Nos fédérations en questions-réponses: Éric Pronovost joue le jeu
9 juillet 2026
Par Léanne Fiset-Gingras
N.D.L.R. Tout au long de l’été, nous mettrons en lumière les bons coups des fédérations de la CSQ. Pour cette édition, nous nous sommes entretenus avec Éric Pronovost, président de la Fédération du personnel de soutien scolaire (FPSS-CSQ).
Léanne Fiset-Gingras (L. F.-G.) : Selon vous, quel est le bon coup de votre Fédération cette année?
Éric Pronovost (É. P.) : Il est difficile d’en nommer un seul, puisque plusieurs actions ont marqué l’année. La présence constante sur le terrain, le travail de représentation auprès des partenaires et des acteurs politiques ainsi que les nombreuses sorties médiatiques ont permis de faire entendre la voix des membres sur la place publique. Ces interventions régulières auprès des décideuses et décideurs leur rappellent nos revendications.
L. F.-G : Quelle action de la Fédération vous a le plus marqué?
É. P. : La mobilisation de l’automne dernier est certainement un moment fort de l’année. Cette grande manifestation intersyndicale, qui a rassemblé plusieurs organisations, a démontré aux yeux de toutes et de tous la solidarité et la force du mouvement syndical. Je dirais aussi que la capacité de la Fédération à répondre efficacement aux différentes attaques du gouvernement, tout en maintenant le dialogue avec les partis de l’opposition et nos partenaires, a également fait une réelle différence.

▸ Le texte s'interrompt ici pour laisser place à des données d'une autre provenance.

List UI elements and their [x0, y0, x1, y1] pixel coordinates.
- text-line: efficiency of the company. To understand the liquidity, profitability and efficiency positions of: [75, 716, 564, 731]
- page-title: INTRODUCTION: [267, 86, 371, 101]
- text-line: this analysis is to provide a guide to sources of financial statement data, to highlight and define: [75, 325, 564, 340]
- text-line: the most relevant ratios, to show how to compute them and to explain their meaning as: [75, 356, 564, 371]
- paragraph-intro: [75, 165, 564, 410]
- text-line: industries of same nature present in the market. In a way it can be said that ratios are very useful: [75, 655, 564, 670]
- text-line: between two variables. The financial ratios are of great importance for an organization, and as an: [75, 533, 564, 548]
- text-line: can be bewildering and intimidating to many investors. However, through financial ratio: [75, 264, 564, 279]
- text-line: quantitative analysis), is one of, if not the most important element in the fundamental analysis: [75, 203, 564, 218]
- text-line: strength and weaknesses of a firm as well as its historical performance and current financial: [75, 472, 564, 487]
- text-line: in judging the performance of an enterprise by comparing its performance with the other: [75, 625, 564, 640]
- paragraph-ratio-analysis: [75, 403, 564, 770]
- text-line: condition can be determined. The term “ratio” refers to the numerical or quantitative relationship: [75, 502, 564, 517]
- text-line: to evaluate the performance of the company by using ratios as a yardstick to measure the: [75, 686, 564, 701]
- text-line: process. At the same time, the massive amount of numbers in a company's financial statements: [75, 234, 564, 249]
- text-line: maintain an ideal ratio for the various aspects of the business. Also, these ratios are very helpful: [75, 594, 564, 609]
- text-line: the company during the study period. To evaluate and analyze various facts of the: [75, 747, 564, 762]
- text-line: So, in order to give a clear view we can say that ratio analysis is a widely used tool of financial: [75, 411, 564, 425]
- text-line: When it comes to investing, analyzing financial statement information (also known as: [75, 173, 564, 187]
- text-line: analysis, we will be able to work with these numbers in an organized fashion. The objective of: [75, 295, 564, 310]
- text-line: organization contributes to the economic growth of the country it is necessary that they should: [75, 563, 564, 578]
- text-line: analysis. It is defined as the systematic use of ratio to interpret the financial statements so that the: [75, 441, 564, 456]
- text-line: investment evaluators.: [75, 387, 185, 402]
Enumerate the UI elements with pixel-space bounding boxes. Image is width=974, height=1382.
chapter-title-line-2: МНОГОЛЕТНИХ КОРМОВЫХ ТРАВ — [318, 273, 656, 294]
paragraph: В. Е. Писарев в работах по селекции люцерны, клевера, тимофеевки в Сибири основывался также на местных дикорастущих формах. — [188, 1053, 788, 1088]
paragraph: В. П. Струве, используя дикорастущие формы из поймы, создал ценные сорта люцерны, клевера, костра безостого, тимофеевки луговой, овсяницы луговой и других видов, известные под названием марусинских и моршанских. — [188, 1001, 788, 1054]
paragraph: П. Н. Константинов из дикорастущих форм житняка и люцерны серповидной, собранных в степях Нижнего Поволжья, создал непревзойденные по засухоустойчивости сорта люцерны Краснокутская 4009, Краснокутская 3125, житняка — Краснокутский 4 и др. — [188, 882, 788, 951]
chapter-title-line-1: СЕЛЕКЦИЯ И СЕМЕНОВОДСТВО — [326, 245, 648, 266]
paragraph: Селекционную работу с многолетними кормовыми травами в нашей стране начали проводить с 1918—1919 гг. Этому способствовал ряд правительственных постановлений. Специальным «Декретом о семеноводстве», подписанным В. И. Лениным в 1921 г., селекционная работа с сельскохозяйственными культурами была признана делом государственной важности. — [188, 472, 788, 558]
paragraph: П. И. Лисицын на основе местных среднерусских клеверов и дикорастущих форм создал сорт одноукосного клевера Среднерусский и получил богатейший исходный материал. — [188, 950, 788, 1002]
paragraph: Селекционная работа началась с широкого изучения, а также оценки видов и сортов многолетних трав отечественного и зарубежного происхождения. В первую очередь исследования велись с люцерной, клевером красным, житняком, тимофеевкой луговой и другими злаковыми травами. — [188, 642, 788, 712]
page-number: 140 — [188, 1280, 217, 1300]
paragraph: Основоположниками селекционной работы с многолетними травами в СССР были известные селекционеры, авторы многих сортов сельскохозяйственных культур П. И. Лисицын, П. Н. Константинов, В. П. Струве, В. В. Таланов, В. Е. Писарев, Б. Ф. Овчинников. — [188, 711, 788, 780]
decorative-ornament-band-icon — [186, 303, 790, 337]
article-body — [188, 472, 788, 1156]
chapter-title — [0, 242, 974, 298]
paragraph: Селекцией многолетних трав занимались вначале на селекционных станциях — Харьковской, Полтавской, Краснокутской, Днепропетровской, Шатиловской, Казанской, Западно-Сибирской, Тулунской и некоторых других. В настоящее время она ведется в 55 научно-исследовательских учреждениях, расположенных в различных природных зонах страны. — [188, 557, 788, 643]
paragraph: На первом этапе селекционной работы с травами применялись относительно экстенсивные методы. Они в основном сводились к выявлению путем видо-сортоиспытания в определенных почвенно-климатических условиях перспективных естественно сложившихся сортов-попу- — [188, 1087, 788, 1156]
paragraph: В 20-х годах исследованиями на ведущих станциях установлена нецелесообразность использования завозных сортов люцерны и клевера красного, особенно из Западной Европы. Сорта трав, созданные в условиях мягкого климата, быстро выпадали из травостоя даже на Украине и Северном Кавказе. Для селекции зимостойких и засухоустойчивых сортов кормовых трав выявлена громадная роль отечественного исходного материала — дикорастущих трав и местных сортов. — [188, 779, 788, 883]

L. F.-G. : Y a-t-il une victoire ou un dossier dont vous êtes particulièrement fier?
É. P. : Je suis très satisfait de l’important travail que nous avons accompli pour faire reconnaître le rôle essentiel et significatif joué par le personnel de soutien scolaire dans notre réseau public d’éducation. Nous l’avons rappelé à l’occasion de chacune de nos interventions publiques, que ce soit lors de rencontres médiatiques ou avec des personnes élues. Les emplois occupés par le personnel de soutien scolaire sont nombreux, variés et tous nécessaires pour la bonne marche de nos écoles.
L. F.-G. : Comment la Fédération a-t-elle réussi à défendre les membres cette année?
É. P. : En demeurant à l’écoute de nos membres et en intervenant rapidement pour les défendre lorsque surgissaient des enjeux les concernant. Ce fut notamment le cas avec le dossier de l’aide à la classe et le suivi des conventions collectives.
L. F.-G. : Quel projet ou événement organisé par la Fédération a été le plus positif, selon vous?
É. P. : Plusieurs initiatives méritent d’être soulignées. La Semaine nationale du personnel de soutien scolaire a permis de mettre davantage en lumière le travail exceptionnel de nos membres. La mobilisation contre les coupes budgétaires imposées par l’ex-ministre de l’Éducation, Bernard Drainville, ainsi que la grande pétition qui a suivi, exigeant l’annulation de ces compressions, ont adressé un message clair au gouvernement Legault : le gouvernement doit protéger les services en éducation.
L. F.-G. : Quel message positif retenez-vous de cette année syndicale?
É. P. : La solidarité demeure notre plus grande force. Les attaques contre nos conditions de travail n’ont pas démobilisé nos membres. Au contraire, ils se sont serré les coudes et sont demeurés solidaires. Leur exemple est très inspirant.
L. F.-G. : Quel bon coup devrait absolument être poursuivi l’an prochain?
É. P. : Il faut maintenir notre erre d’aller : accentuer notre présence sur le terrain, renforcer nos communications, demeurer à l’écoute des membres et poursuivre les actions visant à valoriser le personnel de soutien scolaire. De plus, la lutte contre la violence dans les établissements scolaires et la préparation de la prochaine négociation devront également demeurer des priorités.